Meletî’ye döndüklerinde öldürülen kişinin Anter olduğunu öğrendiğini aktaran Aslan, sonraki günlerde Orhan Miroğlu’nu hastane de ziyaret ettiklerini belirtti. Ferit, “Onları otomobille götüren kişi ‘Ha burası, ha burası’ diyerek Seyrantepe’de çok dolaştırmış. Benim ve Miroğlu’nu dinleyen herkesin yorumu, şoförün onları bizi kaçıran kişilere teslim edeceği yönünde oldu. Sanırım bizi kaçıranlar da Musa Anter ve Miroğlu’nu vuranla bağlantı kuramıyorlardı” diye konuştu.
‘17 YIL SONRA BİZİ KAÇIRANLAR ARASINDA YEŞİL OLDUĞUNU ANLADIM’
Mahkeme heyetinin sorularını yanıtlayan Ferit Aslan, faşist mahkeme başkanının kendilerini kaçıranlar arasında “Yeşil” kodlu Mahmut Yıldırım’ın olup, olmadığı sorusuna da şöyle yanıt verdi: “Mahmut Yıldırım adı birçok faili meçhul cinayetle anıldı, ancak yalnızca tek kare fotoğrafının kamuoyuna yansıdı. Yıldırım’ın oğlu bu olaylardan 17 yıl sonra çıkardığı kitabında babasının 10 kadar fotoğrafına yer vermişti. Fotoğrafları görünce, eli alçılı olup, dişimi kıran, diğer iki kişinin ‘Müdürüm’ diye hitap ettiği kişinin Mahmut Yıldırım olduğunu düşündüm. Bizi kaçıranların robot resimlerini de çıkarıp, diğer arkadaşlarla Yıldırım’ın fotoğraflarına baktığımızda, ‘Bu’ dedik. Bunun haberini de yaptım.”

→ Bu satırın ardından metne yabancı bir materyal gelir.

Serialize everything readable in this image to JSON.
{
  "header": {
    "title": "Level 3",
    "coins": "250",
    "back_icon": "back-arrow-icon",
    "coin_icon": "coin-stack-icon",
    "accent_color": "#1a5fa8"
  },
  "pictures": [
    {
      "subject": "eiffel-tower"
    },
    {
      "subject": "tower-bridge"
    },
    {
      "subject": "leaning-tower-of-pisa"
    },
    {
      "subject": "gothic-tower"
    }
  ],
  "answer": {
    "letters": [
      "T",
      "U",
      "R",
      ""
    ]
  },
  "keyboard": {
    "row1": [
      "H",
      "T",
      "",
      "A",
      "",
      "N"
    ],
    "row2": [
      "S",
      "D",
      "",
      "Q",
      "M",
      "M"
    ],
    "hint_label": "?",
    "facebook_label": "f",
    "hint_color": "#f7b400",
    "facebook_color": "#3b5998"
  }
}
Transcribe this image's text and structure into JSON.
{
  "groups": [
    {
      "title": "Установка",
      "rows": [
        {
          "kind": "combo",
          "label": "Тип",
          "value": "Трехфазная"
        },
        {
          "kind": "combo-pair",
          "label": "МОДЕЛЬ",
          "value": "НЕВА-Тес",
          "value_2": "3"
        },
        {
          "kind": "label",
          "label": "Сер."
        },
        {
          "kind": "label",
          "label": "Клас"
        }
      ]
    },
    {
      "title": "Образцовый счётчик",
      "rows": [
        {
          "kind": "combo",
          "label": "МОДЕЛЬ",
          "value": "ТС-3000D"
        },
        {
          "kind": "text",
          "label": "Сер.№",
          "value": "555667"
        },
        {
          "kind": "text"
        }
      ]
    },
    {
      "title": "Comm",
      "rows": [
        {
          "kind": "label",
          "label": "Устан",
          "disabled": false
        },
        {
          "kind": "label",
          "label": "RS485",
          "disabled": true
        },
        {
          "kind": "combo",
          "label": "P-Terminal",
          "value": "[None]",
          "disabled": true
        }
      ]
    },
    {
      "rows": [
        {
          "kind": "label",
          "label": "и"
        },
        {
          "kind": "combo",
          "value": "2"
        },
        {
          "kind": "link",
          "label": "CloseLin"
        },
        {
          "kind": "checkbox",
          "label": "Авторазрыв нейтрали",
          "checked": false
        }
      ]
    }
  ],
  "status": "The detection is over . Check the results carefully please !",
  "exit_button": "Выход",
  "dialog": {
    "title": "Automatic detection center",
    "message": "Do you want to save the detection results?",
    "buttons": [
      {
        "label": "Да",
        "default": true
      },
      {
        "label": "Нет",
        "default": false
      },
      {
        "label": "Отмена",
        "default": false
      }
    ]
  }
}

‘KAÇIRILDIĞIMIZDAN OHAL VALİLİĞİNİN BİLGİSİ VARDI’
Faşist mahkeme başkanının “Sizi kaçıranların beyaz Toros kullanmasının anlamı olabilir mi?” sorusu üzerine Aslan, “Enteresan bir şey ifade edeyim. Biz yarım saat, bir saat içinde gelmeyince gazetedekiler OHAL Valiliğine ihbarda bulunmuş. Bizi taşıyan taksinin plakasını da vermişler. Buna rağmen araçla Diyarbakır’dan çıkana kadar, ona yakın kontrol noktasının hiçbirisinde durdurulmadık. Beyaz Toros selektör yapıyordu, durdurulmadan devam ediyorduk” diye belirtti.
18 YIL KORUCULUK YAPAN AKDAĞ SANIKLARI TANIMADI
Duruşmada, 18 yıl koruculuk yapan ve daha önceden faili meçhul cinayetlerle ilgili yazdığı bir kitap da bulunan Bedran Akdağ dinlendi. Bedran sanıkları tanımadığını söyledi.
Duruşmada daha sonra Ayten Öztürk’ü, sanıklardan Abdülkadir Aygan (Aziz Turan) ve Mahmut Yıldırım ile beraber öldürmekle suçlanan sanık Mesut Mehmetoğlu’nun savunması alındı.
Amed Adliyesi’nde SEGBİS ile mahkemeye katılan Mesut, suçlamaları kabul etmeyerek, “Ben Ayten Öztürk cinayetinin işlendiği gün Diyarbakır E Tipi Cezaevi’nde tutukluydum. Bu ve benzeri hiçbir cinayetle alakam yok. Beraatimi istiyorum” dedi.
Faşist mahkeme heyeti, “Yeşil” kodlu Mahmut Yıldırım’ın da arasında bulunduğu firari sanıklar hakkındaki yakalama emirlerinin infazının beklenmesini, JİTEM ile ilgili bir televizyon programı yapan Latif Şimşek’in tanık olarak davet edilmesine karşın duruşmaya katılmaması nedeniyle zorla getirilmesine ve bazı tanıkların dinlenmeleri için işlemler yapılmasına karar verdi.
Faşist heyet, bir sonraki duruşmayı 25 Mart 2020 tarihine erteledi.